I was recently prompted to think about the sales policies of publishers when Criteo approached us to buy their inventory through a Criteo network. On the face of it one could argue it would be a good buy for us, potentially unique inventory, sourced through publisher deals that by many peoples opinion is good quality and high up the adserving priorities of the publisher. Obviously after about 1.5 secs I decided I was unlikely to contribute to the clever business model of Criteo by filling their coffers so they can then go pitch direct to our clients and move the business. That is not what this post is about but it set in motion some ideas that I think publishers should consider.

Companies like Criteo, have created a good business and are doing well in their niche but they got there through persuading publishers that they should sell to them quality impressions, in some instances first look, even above direct and brand channels at a low cpm vs those direct channels but high vs the RTB market. They deliver good business for them and everyone is happy.

Problem is that they buy a lot of it and need to get rid of it and so they want other people to buy it from them ie trading desks and potentially Ad networks / Managed DSPs. The demand in the exchanges has increased significantly since many of those deals were done and so cpms for quality inventory like this will likely create a higher cpm than they bought from the publishers. So that means then that trading desks are buying good inventory from Criteo rather than direct from the publisher? Is that what the publisher had in mind when they sold or agreed to the positioning of the sale?
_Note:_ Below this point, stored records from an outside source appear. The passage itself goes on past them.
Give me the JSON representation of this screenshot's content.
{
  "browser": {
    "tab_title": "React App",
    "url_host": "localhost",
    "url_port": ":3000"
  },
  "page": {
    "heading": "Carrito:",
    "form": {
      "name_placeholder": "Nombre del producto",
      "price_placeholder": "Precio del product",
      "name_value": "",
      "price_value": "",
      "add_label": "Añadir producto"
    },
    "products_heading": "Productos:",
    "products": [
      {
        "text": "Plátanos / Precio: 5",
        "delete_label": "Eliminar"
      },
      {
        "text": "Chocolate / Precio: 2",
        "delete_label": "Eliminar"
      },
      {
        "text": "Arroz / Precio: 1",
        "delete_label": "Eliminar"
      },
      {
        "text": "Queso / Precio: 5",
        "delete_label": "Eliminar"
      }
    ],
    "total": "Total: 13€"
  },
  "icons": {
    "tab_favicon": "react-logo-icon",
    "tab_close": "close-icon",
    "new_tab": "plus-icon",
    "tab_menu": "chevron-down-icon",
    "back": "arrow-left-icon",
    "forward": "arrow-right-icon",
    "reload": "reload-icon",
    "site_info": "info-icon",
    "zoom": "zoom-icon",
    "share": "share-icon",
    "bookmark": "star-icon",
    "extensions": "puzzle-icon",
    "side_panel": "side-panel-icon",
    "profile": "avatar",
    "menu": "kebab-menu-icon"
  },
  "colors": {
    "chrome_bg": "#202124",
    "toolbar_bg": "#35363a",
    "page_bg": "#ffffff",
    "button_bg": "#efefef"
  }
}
I think it raises questions that publishers yet again have to face, is it better to sell at a flat cpm or find other channels to monetise. A lot of big names are doing this and for me makes no sense, if you want your inventory to be monetised, come see us rather than put us, your direct buyers second to someone who is re selling it to us? It is time to ditch the flat cpm and embrace the auctions and private market places.

We can also offer transparency to the publishers as to how well their inventory is performing and we can partner to create improvements for them and us. The alternative is sell and see no insights. In my view that era has ended. Publishers, come talk to us we can help you with that.